I don't know if the Americans invented the right-thinker but Mencken certainly spotted them.

He also appears to have despised democracy and yet noted that people in democracies were happier than those without.

Thanks Richard, I wasn't aware of his article on Eugenics, but not being a scientist doesn't preclude the use of common sense. The notion that congenitally ill people will dilute the gene pool is plausible, however the solution provided was inhuman, you don't have to be a scientist to understand that. Similarly you don't have to be a scientist to understand that switching to renewable technology from fossil fuels isn't going to be cheap, or feasible, in any short time scale.

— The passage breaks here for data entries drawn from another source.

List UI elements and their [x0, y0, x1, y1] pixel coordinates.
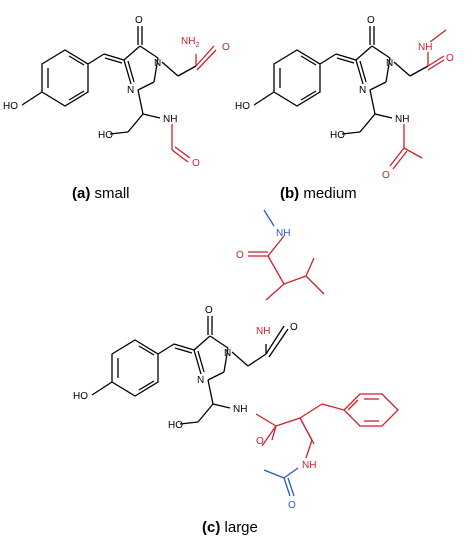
atom-hydroxyl: HO [3, 101, 18, 112]
amide-group-red [195, 45, 217, 71]
atom-ring-nitrogen-1: N [386, 58, 393, 69]
formyl-group-red [171, 124, 191, 163]
atom-phe-oxygen: O [256, 436, 264, 447]
panel-caption-c: (c) large [202, 519, 258, 536]
atom-ring-nitrogen-3: N [197, 375, 204, 386]
atom-valine-nitrogen: NH [256, 326, 270, 337]
panel-caption-b: (b) medium [280, 185, 357, 202]
atom-carbonyl-oxygen: O [205, 305, 213, 316]
atom-amide-nitrogen: NH [233, 404, 247, 415]
atom-amide-nitrogen: NH [395, 114, 409, 125]
atom-hydroxyl: HO [73, 391, 88, 402]
atom-amine: NH2 [181, 36, 199, 49]
atom-carbonyl-oxygen: O [135, 15, 143, 26]
atom-formyl-oxygen: O [192, 158, 200, 169]
atom-amide-oxygen: O [222, 42, 230, 53]
atom-phe-nitrogen: NH [302, 460, 316, 471]
panel-caption-a: (a) small [72, 185, 130, 202]
acetyl-group-red [389, 124, 423, 170]
atom-methylamide-oxygen: O [446, 53, 454, 64]
atom-glycine-oxygen: O [290, 322, 298, 333]
atom-ring-nitrogen-1: N [154, 58, 161, 69]
atom-methylamide-nitrogen: NH [418, 42, 432, 53]
atom-carbonyl-oxygen: O [367, 15, 375, 26]
structure-c-large: HO O N N HO NH NH O [73, 305, 298, 431]
atom-cap-oxygen: O [288, 500, 296, 511]
phenylalanine-residue-red [255, 393, 399, 459]
n-methyl-cap-blue [263, 209, 275, 227]
atom-valine-oxygen: O [236, 250, 244, 261]
atom-ring-nitrogen-3: N [359, 85, 366, 96]
atom-acetyl-oxygen: O [382, 170, 390, 181]
structure-a-small: HO O N N HO NH NH2 O O [3, 15, 230, 169]
methylamide-group-red [427, 29, 447, 71]
atom-side-hydroxyl: HO [168, 420, 183, 431]
acetyl-cap-blue [263, 467, 299, 497]
atom-hydroxyl: HO [235, 101, 250, 112]
atom-amide-nitrogen: NH [163, 114, 177, 125]
atom-ring-nitrogen-3: N [127, 85, 134, 96]
structure-b-medium: HO O N N HO NH NH O O [235, 15, 454, 181]
atom-cap-nitrogen: NH [276, 228, 290, 239]
valine-residue-red [248, 235, 325, 301]
atom-side-hydroxyl: HO [98, 130, 113, 141]
atom-ring-nitrogen-1: N [224, 348, 231, 359]
atom-side-hydroxyl: HO [330, 130, 345, 141]
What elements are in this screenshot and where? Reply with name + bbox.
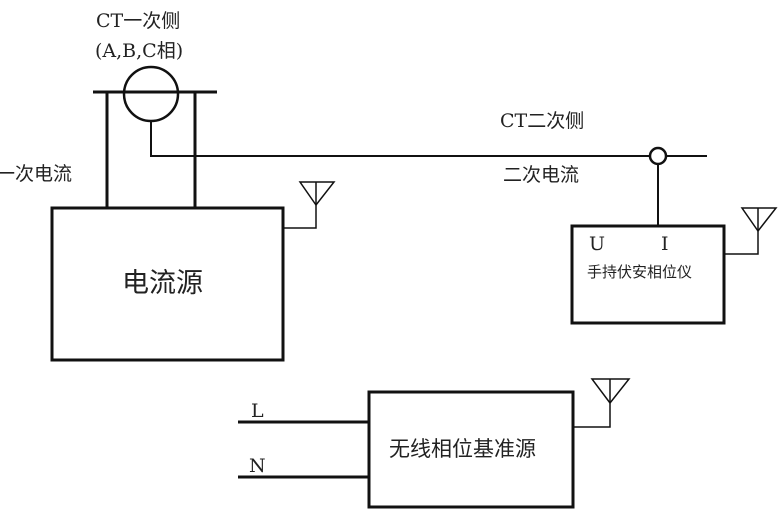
handheld-meter-label: 手持伏安相位仪 [587,263,693,281]
ct-primary-circle [122,65,180,123]
current-terminal-label: I [661,233,669,255]
current-source-label: 电流源 [122,268,203,299]
line-N-label: N [249,455,266,477]
voltage-terminal-label: U [589,233,606,255]
ct-secondary-label: CT二次侧 [500,110,585,132]
current-source-box [50,206,285,362]
clamp-circle [648,146,668,166]
reference-antenna-stem [573,403,611,428]
wireless-reference-label: 无线相位基准源 [389,437,536,461]
current-source-antenna-icon [298,181,336,207]
secondary-wire [150,121,707,157]
handheld-antenna-icon [740,207,778,233]
ct-primary-label: CT一次侧 [96,10,181,32]
secondary-current-label: 二次电流 [503,164,580,186]
current-source-antenna-stem [283,205,317,229]
primary-current-label: 一次电流 [0,163,73,185]
wireless-reference-box [367,390,575,509]
handheld-meter-box [570,224,726,325]
handheld-antenna-stem [724,231,759,255]
line-L-label: L [251,400,264,422]
ct-phases-label: (A,B,C相) [95,40,184,62]
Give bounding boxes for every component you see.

Apr 4, 2014 at 8:50 AM | Unregistered Commentergeronimo

In Peter Hitchen's Mail Online blog, which the Bish links at top-right of this page (and Richard D has already referenced on another thread), Peter makes a direct comparison of climate-change zealots to bibical prophets and those who believe in 'the Rapture' (a time when 'the saved' will be carried up to Heaven). A little lurid Old Testament stuff in there too. I think such comparisons are becoming more frequent.

Apr 4, 2014 at 11:44 AM | Unregistered CommenterAndy West

Although clearly a prized member of the bien pensant club I don't believe Bernard Levin was himself one of them. His opening remarks in the critique of a new opera that had opened the previous night in Covent Garden have stuck with me since I read them. Unfortunately I can't recollect the name of the opera but his first sentence of the critique was:

"Last night was the worst night in London since the outbreak of the black death."

Apr 4, 2014 at 12:04 PM | Unregistered Commentergeronimo

Levin was certainly an independent thinker, otherwise he could never have come up with a prediction in 1977 that was opposite to all the received wisdom of the time, of the left and the right, that Soviet communism was there to stay. We need those willing to defy groupthink without, to be blunt, going mad. (And Levin did indeed struggle with depression. Such people often do.)

Talking of independent thinkers it was good to see Tony Gosling selected to discuss conspiracy theories with David Aaronovitch and Andrew Neil on the Daily Politics yesterday. Tony's a guy I really like. I've only met him once and we were immediately disagreeing about this and that, in the most agreeable way. It was heartening to hear Neil finish up by agreeing with him that the Bilderberg meeting (in Denmark at the end of next month, we learned from Tony) should be covered better by outlets like his than it has been in the past. That man Neil is continuing to push the boundaries. But Aaronovitch is for me also needed - a sceptic, if you like - in an area of debate into which Maryann plunged us earlier.